We reject defendants' contention that the court abused its discretion in precluding the testimony of defendants' psychiatric expert. "[P]reclusion [of expert testimony] for failure to comply with CPLR 3101 (d) is improper unless there is evidence of intentional or willful failure to disclose and a showing of prejudice by the opposing party" (Sisemore v Leffler, 125 AD3d 1374, 1375 [4th Dept 2015] [internal quotation marks omitted]). Here, the court determined that there was a willful failure to disclose because, prior to jury selection, defendants' attorneys knew that they intended to present testimony from the psychiatric expert, but they did not disclose the expert until the day after jury selection began, which violated the court's directive that defendants disclose an expert as soon as they knew of said expert. Although the record establishes that plaintiff was aware of the possibility that defendants would call an expert psychiatrist, he was prejudiced by the tardiness of the disclosure both because it impaired his ability to discuss the relevant issues during jury selection and because it hamstrung his opportunity to retain an expert psychiatrist of his own. Thus, based on the evidence in the record supporting the court's determination that defendants had engaged in purposeful gamesmanship by withholding the information, and the resulting prejudice to plaintiff, we conclude that the court did not abuse its discretion in precluding the proposed expert testimony (see Lasher v Albany Mem. Hosp., 161 AD3d 1326, 1331-1332 [3d Dept 2018]; Marwin v Top Notch Constr. Corp., 50 AD3d 977, 977-978 [2d Dept 2008]).
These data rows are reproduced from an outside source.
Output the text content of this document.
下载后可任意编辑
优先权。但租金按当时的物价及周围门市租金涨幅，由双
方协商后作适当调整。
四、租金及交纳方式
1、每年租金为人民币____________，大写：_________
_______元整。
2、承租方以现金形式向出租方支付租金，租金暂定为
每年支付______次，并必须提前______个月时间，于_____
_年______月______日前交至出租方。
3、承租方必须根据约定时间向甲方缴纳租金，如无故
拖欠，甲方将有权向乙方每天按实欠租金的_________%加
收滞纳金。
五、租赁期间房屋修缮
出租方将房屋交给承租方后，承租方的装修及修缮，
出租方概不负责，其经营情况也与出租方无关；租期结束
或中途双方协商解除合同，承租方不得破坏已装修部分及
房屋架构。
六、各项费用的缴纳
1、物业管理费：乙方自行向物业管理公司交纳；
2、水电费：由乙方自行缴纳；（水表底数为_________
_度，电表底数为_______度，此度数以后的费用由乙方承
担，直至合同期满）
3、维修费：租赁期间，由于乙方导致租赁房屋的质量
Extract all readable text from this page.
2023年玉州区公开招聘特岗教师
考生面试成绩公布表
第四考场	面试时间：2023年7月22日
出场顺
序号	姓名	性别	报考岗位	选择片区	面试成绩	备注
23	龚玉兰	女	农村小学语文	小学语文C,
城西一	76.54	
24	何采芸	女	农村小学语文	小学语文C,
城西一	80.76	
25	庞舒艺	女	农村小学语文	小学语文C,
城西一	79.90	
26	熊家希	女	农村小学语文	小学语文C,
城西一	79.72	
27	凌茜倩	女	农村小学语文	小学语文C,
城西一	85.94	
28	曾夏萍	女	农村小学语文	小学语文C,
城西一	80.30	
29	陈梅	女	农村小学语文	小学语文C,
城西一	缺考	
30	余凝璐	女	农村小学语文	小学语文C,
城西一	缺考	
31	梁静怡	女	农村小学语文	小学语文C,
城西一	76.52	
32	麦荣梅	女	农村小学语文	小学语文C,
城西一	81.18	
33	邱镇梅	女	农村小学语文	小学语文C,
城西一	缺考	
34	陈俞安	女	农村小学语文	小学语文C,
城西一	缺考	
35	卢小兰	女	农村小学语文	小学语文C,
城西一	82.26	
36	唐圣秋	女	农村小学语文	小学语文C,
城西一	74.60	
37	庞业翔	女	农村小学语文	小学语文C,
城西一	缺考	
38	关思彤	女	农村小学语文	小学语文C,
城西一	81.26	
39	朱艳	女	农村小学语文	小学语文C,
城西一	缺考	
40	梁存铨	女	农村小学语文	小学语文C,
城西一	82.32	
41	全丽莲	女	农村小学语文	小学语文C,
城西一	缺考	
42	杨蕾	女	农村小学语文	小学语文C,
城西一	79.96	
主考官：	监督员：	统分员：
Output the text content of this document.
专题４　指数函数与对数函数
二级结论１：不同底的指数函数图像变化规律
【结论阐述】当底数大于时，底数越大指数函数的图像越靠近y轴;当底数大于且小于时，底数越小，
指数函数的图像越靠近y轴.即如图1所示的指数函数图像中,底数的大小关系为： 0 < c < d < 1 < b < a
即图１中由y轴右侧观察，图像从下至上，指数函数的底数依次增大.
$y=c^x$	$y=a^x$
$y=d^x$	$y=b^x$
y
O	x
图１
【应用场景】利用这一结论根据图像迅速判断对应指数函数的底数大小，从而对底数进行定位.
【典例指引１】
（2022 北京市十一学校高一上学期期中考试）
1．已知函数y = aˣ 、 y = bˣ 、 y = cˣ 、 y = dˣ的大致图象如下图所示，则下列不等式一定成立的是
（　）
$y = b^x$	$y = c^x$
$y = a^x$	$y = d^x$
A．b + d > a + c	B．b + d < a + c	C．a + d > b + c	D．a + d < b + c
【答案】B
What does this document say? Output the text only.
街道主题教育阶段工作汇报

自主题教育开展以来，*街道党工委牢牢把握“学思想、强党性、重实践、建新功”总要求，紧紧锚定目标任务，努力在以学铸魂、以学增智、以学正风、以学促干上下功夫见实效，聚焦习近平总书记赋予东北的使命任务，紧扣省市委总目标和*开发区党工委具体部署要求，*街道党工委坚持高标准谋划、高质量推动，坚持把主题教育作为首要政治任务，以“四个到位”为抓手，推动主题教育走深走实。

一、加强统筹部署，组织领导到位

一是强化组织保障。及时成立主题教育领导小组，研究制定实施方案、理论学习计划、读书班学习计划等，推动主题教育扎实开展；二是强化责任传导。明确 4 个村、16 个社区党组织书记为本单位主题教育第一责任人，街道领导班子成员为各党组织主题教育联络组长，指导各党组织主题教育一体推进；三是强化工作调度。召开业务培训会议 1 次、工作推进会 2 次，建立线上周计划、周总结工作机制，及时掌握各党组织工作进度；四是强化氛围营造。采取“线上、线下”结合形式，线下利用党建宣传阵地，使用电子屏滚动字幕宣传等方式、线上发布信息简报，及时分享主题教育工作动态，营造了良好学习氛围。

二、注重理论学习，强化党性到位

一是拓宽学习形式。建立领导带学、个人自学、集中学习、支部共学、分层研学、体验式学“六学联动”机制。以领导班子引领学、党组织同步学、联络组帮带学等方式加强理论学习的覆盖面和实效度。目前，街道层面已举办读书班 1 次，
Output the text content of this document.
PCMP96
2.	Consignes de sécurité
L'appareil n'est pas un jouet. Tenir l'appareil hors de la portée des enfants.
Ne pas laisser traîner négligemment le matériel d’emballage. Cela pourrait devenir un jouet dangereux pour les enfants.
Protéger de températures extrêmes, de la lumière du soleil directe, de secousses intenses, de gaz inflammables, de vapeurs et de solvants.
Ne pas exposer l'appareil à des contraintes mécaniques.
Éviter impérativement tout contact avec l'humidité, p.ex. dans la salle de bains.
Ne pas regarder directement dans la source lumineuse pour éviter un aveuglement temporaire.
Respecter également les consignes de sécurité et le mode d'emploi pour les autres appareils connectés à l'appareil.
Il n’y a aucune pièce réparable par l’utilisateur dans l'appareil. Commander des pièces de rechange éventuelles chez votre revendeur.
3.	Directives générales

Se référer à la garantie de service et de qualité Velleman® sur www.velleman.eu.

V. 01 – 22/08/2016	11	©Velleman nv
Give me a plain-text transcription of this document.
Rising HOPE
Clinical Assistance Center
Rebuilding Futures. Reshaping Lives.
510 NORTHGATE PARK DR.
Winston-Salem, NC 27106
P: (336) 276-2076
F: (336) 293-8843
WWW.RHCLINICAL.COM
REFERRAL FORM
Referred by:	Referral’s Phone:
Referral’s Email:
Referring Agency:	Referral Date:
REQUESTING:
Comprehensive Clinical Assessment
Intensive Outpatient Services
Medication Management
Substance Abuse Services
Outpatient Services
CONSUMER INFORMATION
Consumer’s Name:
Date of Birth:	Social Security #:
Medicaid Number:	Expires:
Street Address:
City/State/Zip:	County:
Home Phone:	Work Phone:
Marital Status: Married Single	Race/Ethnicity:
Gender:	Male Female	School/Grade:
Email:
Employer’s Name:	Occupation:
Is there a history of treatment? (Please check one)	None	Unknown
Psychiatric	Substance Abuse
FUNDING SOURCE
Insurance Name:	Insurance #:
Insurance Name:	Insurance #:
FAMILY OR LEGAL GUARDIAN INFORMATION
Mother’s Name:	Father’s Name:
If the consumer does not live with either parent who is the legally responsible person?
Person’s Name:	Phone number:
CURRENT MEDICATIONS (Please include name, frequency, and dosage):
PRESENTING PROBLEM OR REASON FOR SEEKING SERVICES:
We agree with defendants that the court erred in failing to instruct the jury on mitigation of damages insofar as it applied to past and future lost wages (see Gerbino v Tinseltown USA, 13 AD3d 1068, 1072 [4th Dept 2004]; cf. Dombrowski v Moore, 299 AD2d 949, 951 [4th Dept 2002]). Here, plaintiff's physicians unanimously agreed that he was capable of working in a light duty or sedentary setting and, although he did obtain work shortly after being advised by a doctor to seek job training, there is a question, under the circumstances, of whether the part-time job that he took was a reasonable mitigation of his damages. We therefore modify the judgment by vacating the award of damages for lost wages, and we grant a new trial on damages for past and future lost wages only.

In view of our determination, defendants' remaining contentions regarding the court's denial of their posttrial CPLR 4404 motion are academic. Present—Centra, J.P., Lindley, DeJoseph, NeMoyer and Winslow, JJ.